Can't wait to see the show.

"I'm struggling a bit with Schjeldahl himself -- he seems to not engage anything not of immediate interest to his person. He's terse to the point of being reductive, and seems to prefer to nitpick the questions on offer as if they merely reveal fault in the questioners themselves."

Timo,
Yours is a good comment, no argument, but to be fair to PS, the format is really deficient--it's one of those "live chat" things where the questions come thick and fast and the writer is expected to answer in real time. He doesn't have time to formulate thoughtful responses or even to do the amount of typing that's called for.

I just don't like the format. It's inherently superficial and unsatisfying. Direct and immediate, yes, but that's the only advantage.

Mike

Intellectual and emotional context always matters. HC-B was influenced by Japanese buddhist ways of looking at the world and there is something of that in his work. The 'cold' formalism that Schjeldahl sees as merely a lack of feeling on the photographer's part is instead a emotional sensibility profoundly empathetic to the wheel of life, and the formalism that the universe itself manifests regardless of individual self-centredness. If anything, in connecting the human individual to that larger background is something deeply emotional, and works a layer or two underneath conscious aesthetic or emotional awareness.

Or so methinks.

"a guy like Roger Kimball is going to have his own axe to grind"

Timo,
Never trust anyone who wears a bow tie.

Mike

MIke

There's constraints inherent to a format, and then there's "punting." You can almost hear PS drumming his fingers, waiting for quitting time.

Timo
(doesn't own a bow tie)

Mr. Cartier-Bresson was the son of an ancien regime and extremely wealthy business man who throughout his life was cushioned with heaps of cash and who had no understanding of making a living. Think nannies and servants. This type of 'freedom' breeds the arrogance and tunnel vision that you see in the interviews. My favorite Henri day of reckoning is when Martin Parr is elected to enter his sacred domain...

I have written 2 posts on Cartier-Bresson and I think they continue the discussion of his work and Peter Schjeldahl's New Yorker review.
Here are links to them.

http://blog.gregbenson.com/2010/04/cartier-bresson.html

http://blog.gregbenson.com/2010/04/frank-comment-on-cartier-bresson.html

I had wanted to go to this exhibit last Saturday, since I had to take care of some work early in the morning in lower Manhattan and had the pm free. I gave up that idea because the line for tickets went around the block.

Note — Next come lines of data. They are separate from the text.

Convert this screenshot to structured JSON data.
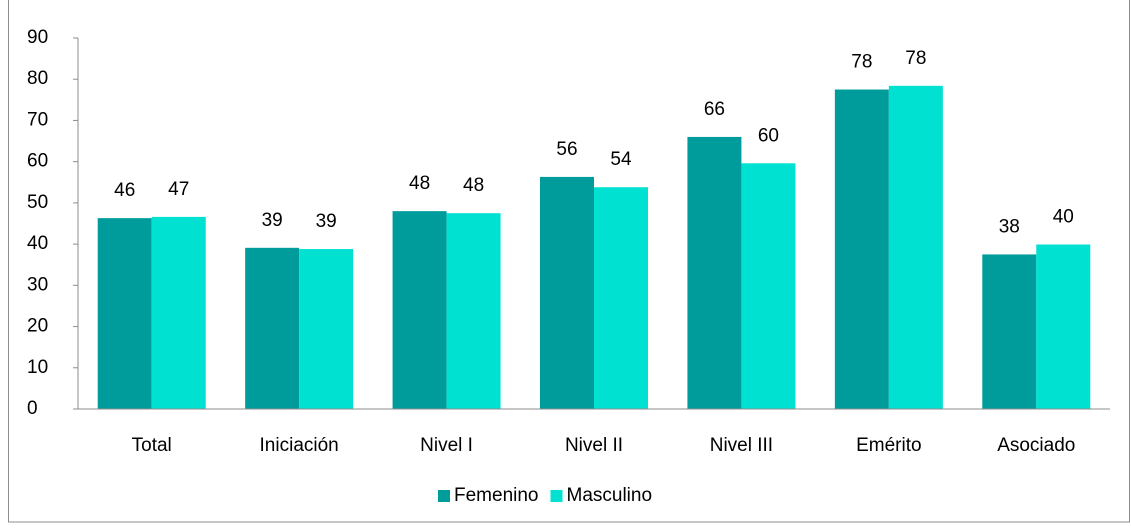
{
  "chart_data": {
    "type": "bar",
    "categories": [
      "Total",
      "Iniciación",
      "Nivel I",
      "Nivel II",
      "Nivel III",
      "Emérito",
      "Asociado"
    ],
    "series": [
      {
        "name": "Femenino",
        "color": "#009c9c",
        "values": [
          46.3,
          39.1,
          48.0,
          56.3,
          66.0,
          77.5,
          37.5
        ],
        "value_labels": [
          "46",
          "39",
          "48",
          "56",
          "66",
          "78",
          "38"
        ]
      },
      {
        "name": "Masculino",
        "color": "#00e1d2",
        "values": [
          46.6,
          38.8,
          47.5,
          53.8,
          59.6,
          78.4,
          39.9
        ],
        "value_labels": [
          "47",
          "39",
          "48",
          "54",
          "60",
          "78",
          "40"
        ]
      }
    ],
    "ylim": [
      0,
      90
    ],
    "yticks": [
      0,
      10,
      20,
      30,
      40,
      50,
      60,
      70,
      80,
      90
    ],
    "grid": false,
    "legend": "bottom"
  }
}
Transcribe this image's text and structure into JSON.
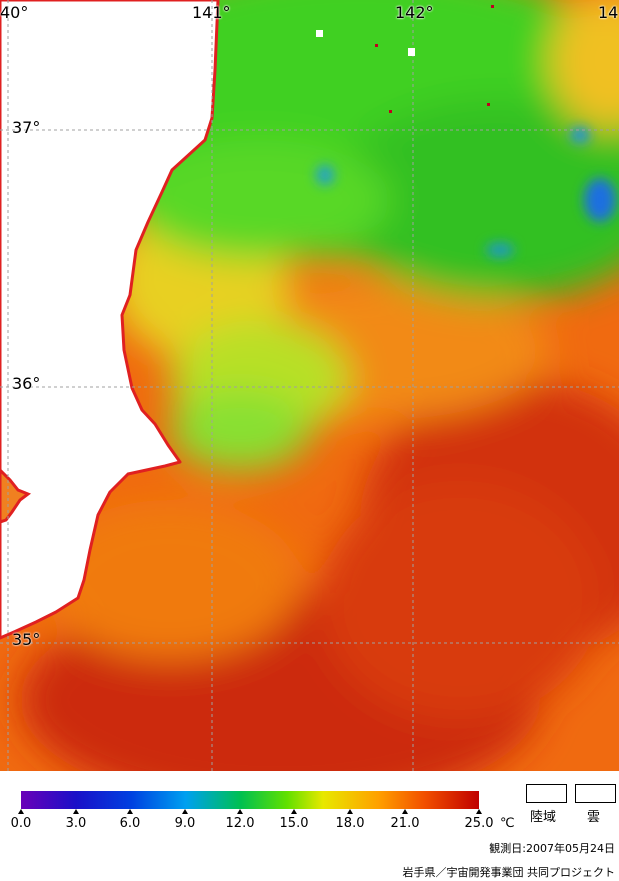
{
  "map": {
    "graticule_labels": {
      "lon": [
        "40°",
        "141°",
        "142°",
        "14"
      ],
      "lat": [
        "37°",
        "36°",
        "35°"
      ]
    },
    "colors": {
      "land": "#ffffff",
      "coastline": "#e02020",
      "grid": "#a0a0a0"
    }
  },
  "colorbar": {
    "ticks": [
      "0.0",
      "3.0",
      "6.0",
      "9.0",
      "12.0",
      "15.0",
      "18.0",
      "21.0",
      "25.0"
    ],
    "unit": "℃"
  },
  "legend": {
    "land_label": "陸域",
    "cloud_label": "雲"
  },
  "footer": {
    "observation_date": "観測日:2007年05月24日",
    "credit": "岩手県／宇宙開発事業団  共同プロジェクト"
  }
}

So I bought a ticket online for today and played hooky from work, arriving at MoMA just at opening time. Again, the line was around the block, but with ticket in hand, I breezed through. Turns out that there is a Tim Burton (film director) exhibit (sold out), and an exhibit of some kind of performance art (on the same floor as HCB) featuring stationary and semi-stationary nude men and women. This had been on tv and in the press because a few patrons felt compelled to touch the artwork, much to the consternation of the models (artees?).

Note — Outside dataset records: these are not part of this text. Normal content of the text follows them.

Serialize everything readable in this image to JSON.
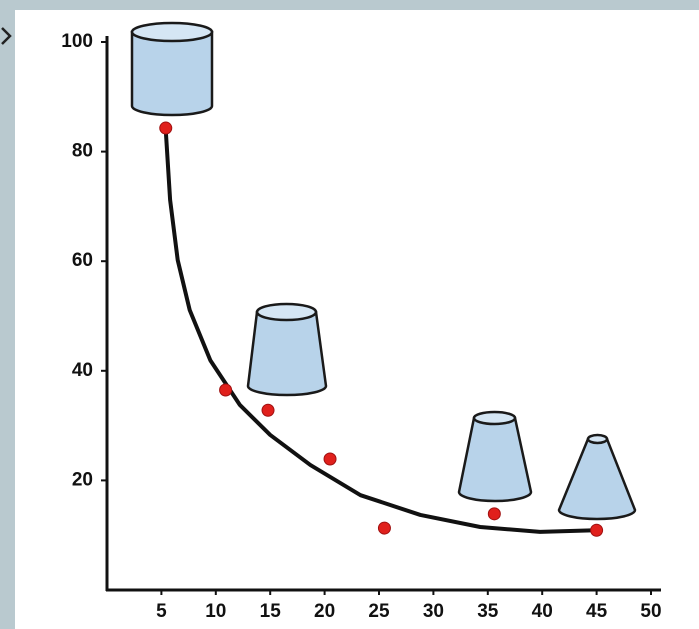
{
  "chart_data": {
    "type": "scatter",
    "x": [
      5.4,
      10.9,
      14.8,
      20.5,
      25.5,
      35.6,
      45
    ],
    "values": [
      84.3,
      36.5,
      32.8,
      23.9,
      11.3,
      13.9,
      10.9
    ],
    "color": "#e0201c",
    "curve": {
      "color": "#111111",
      "x": [
        5.4,
        5.8,
        6.5,
        7.6,
        9.5,
        12.2,
        15.0,
        18.7,
        23.3,
        28.8,
        34.3,
        39.8,
        44.9
      ],
      "values": [
        83.9,
        71.2,
        60.2,
        51.1,
        41.9,
        33.8,
        28.3,
        22.8,
        17.3,
        13.7,
        11.5,
        10.6,
        10.9
      ]
    },
    "xlim": [
      0,
      50
    ],
    "xticks": [
      5,
      10,
      15,
      20,
      25,
      30,
      35,
      40,
      45,
      50
    ],
    "ylim": [
      0,
      100
    ],
    "yticks": [
      20,
      40,
      60,
      80,
      100
    ]
  }
}
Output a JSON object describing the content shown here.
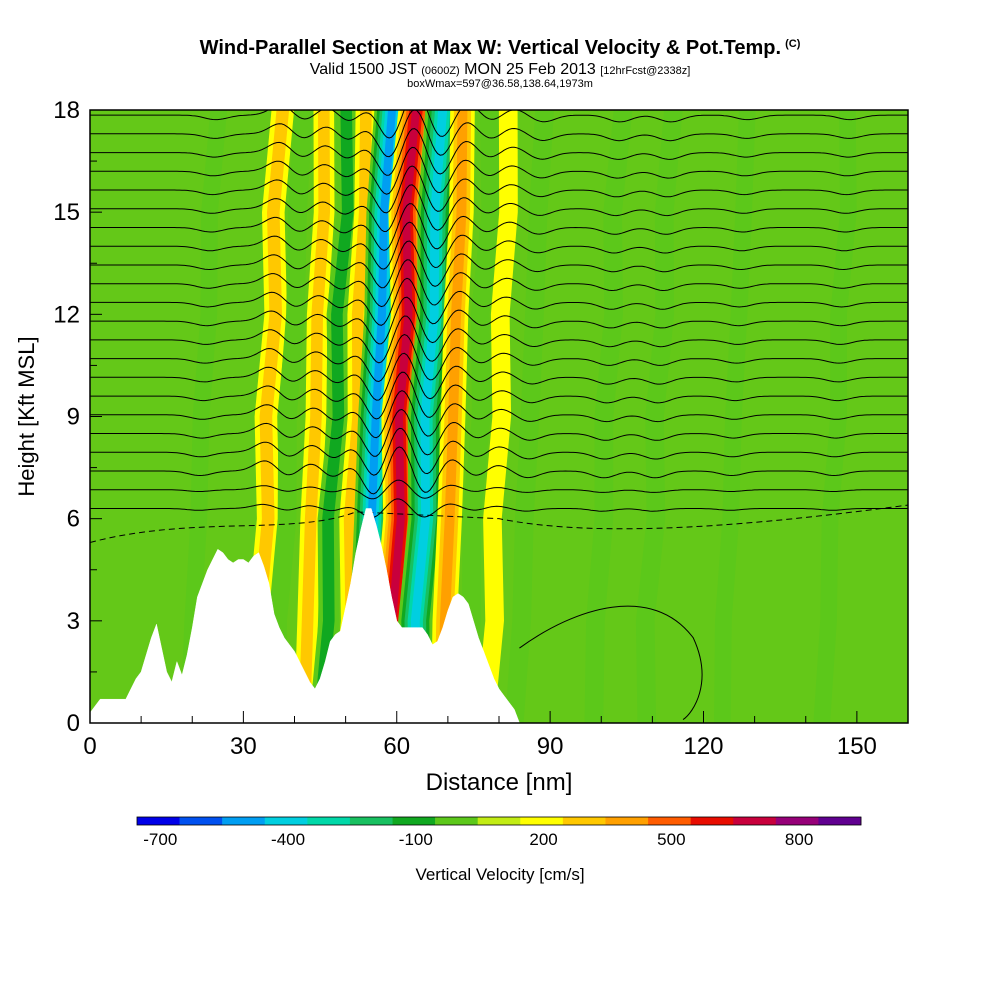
{
  "chart_data": {
    "type": "heatmap",
    "title": "Wind-Parallel Section at Max W: Vertical Velocity & Pot.Temp.",
    "copyright_mark": "(C)",
    "subtitle_parts": {
      "a": "Valid 1500 JST",
      "b": "(0600Z)",
      "c": "MON 25 Feb 2013",
      "d": "[12hrFcst@2338z]"
    },
    "subtitle2": "boxWmax=597@36.58,138.64,1973m",
    "xlabel": "Distance [nm]",
    "ylabel": "Height [Kft MSL]",
    "xlim": [
      0,
      160
    ],
    "ylim": [
      0,
      18
    ],
    "xticks": [
      0,
      30,
      60,
      90,
      120,
      150
    ],
    "yticks": [
      0,
      3,
      6,
      9,
      12,
      15,
      18
    ],
    "grid": false,
    "colorbar": {
      "label": "Vertical Velocity [cm/s]",
      "tick_labels": [
        "-700",
        "-400",
        "-100",
        "200",
        "500",
        "800"
      ],
      "tick_values": [
        -700,
        -400,
        -100,
        200,
        500,
        800
      ],
      "levels": [
        -750,
        -650,
        -550,
        -450,
        -350,
        -250,
        -150,
        -50,
        50,
        150,
        250,
        350,
        450,
        550,
        650,
        750
      ],
      "colors": [
        "#0000e8",
        "#0050f0",
        "#009ef2",
        "#00cfe0",
        "#00d8a8",
        "#18c060",
        "#10a820",
        "#5cc81a",
        "#c2ec14",
        "#ffff00",
        "#ffc800",
        "#ffa000",
        "#ff5c00",
        "#e80c00",
        "#c8003c",
        "#960078",
        "#600090"
      ]
    },
    "terrain_top_kft": [
      [
        0,
        0.3
      ],
      [
        2,
        0.7
      ],
      [
        7,
        0.7
      ],
      [
        8,
        1
      ],
      [
        9,
        1.3
      ],
      [
        10,
        1.5
      ],
      [
        11,
        2
      ],
      [
        12,
        2.5
      ],
      [
        13,
        2.9
      ],
      [
        14,
        2.2
      ],
      [
        15,
        1.5
      ],
      [
        16,
        1.2
      ],
      [
        17,
        1.8
      ],
      [
        18,
        1.4
      ],
      [
        19,
        2
      ],
      [
        20,
        2.8
      ],
      [
        21,
        3.7
      ],
      [
        22,
        4.1
      ],
      [
        23,
        4.5
      ],
      [
        24,
        4.8
      ],
      [
        25,
        5.1
      ],
      [
        26,
        5
      ],
      [
        27,
        4.8
      ],
      [
        28,
        4.7
      ],
      [
        29,
        4.8
      ],
      [
        30,
        4.8
      ],
      [
        31,
        4.7
      ],
      [
        32,
        4.9
      ],
      [
        33,
        5
      ],
      [
        34,
        4.6
      ],
      [
        35,
        4.1
      ],
      [
        36,
        3.2
      ],
      [
        37,
        2.8
      ],
      [
        38,
        2.5
      ],
      [
        39,
        2.3
      ],
      [
        40,
        2.1
      ],
      [
        41,
        1.8
      ],
      [
        42,
        1.5
      ],
      [
        43,
        1.2
      ],
      [
        44,
        1
      ],
      [
        45,
        1.3
      ],
      [
        46,
        1.8
      ],
      [
        47,
        2.4
      ],
      [
        48,
        2.6
      ],
      [
        49,
        2.7
      ],
      [
        50,
        3.4
      ],
      [
        51,
        4.1
      ],
      [
        52,
        5
      ],
      [
        53,
        5.7
      ],
      [
        54,
        6.3
      ],
      [
        55,
        6.3
      ],
      [
        56,
        5.8
      ],
      [
        57,
        5.2
      ],
      [
        58,
        4.5
      ],
      [
        59,
        3.7
      ],
      [
        60,
        3
      ],
      [
        61,
        2.8
      ],
      [
        62,
        2.8
      ],
      [
        63,
        2.8
      ],
      [
        64,
        2.8
      ],
      [
        65,
        2.8
      ],
      [
        66,
        2.6
      ],
      [
        67,
        2.3
      ],
      [
        68,
        2.4
      ],
      [
        69,
        2.8
      ],
      [
        70,
        3.3
      ],
      [
        71,
        3.7
      ],
      [
        72,
        3.8
      ],
      [
        73,
        3.7
      ],
      [
        74,
        3.5
      ],
      [
        75,
        3
      ],
      [
        76,
        2.5
      ],
      [
        77,
        2.1
      ],
      [
        78,
        1.7
      ],
      [
        79,
        1.3
      ],
      [
        80,
        1
      ],
      [
        81,
        0.8
      ],
      [
        82,
        0.6
      ],
      [
        83,
        0.4
      ],
      [
        84,
        0
      ],
      [
        160,
        0
      ]
    ],
    "vertical_velocity_features_cm_s": [
      {
        "x_nm": 22,
        "w": -100
      },
      {
        "x_nm": 35,
        "w": 250
      },
      {
        "x_nm": 39,
        "w": -150
      },
      {
        "x_nm": 44,
        "w": 200
      },
      {
        "x_nm": 48,
        "w": -200
      },
      {
        "x_nm": 52,
        "w": 200
      },
      {
        "x_nm": 56,
        "w": -600
      },
      {
        "x_nm": 61,
        "w": 650
      },
      {
        "x_nm": 66,
        "w": -550
      },
      {
        "x_nm": 71,
        "w": 300
      },
      {
        "x_nm": 76,
        "w": -150
      },
      {
        "x_nm": 80,
        "w": 150
      },
      {
        "x_nm": 86,
        "w": -150
      },
      {
        "x_nm": 101,
        "w": -150
      },
      {
        "x_nm": 111,
        "w": -150
      },
      {
        "x_nm": 126,
        "w": -100
      },
      {
        "x_nm": 146,
        "w": -100
      }
    ]
  }
}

Anyway, after five minutes giving in to lasciviousness, on to HCB. Huge exhibit, as described elsewhere, broken down pretty much chronologically. Nice captioning and explanation of the themes.

Something was missing for me, though. I was very disappointed. Looking at the prints, one thing that struck me was the poor print quality. Granted, some of the prints are 40 or 50 years old. But I guess what really bothered me was that the photos, for the most part, seemed pretty pedestrian. Grab shots. I wondered how many duds there were for every one in the exhibit?

According to the descriptions accompanying the show, HCB gave up darkroom work early on, giving his attention to the images. I can't fathom how he could let somebody else interpret the image in the print. It is like painting in air, without canvas.

Although I have no firm memory of it, I seem to recall going to a previous HCB retrospective at ICP in NYC in the 70s, when it was in a mansion uptown. I still have the massive NY Graphic Society exhibition catalog. I think I must have enjoyed that exhibition much more than this.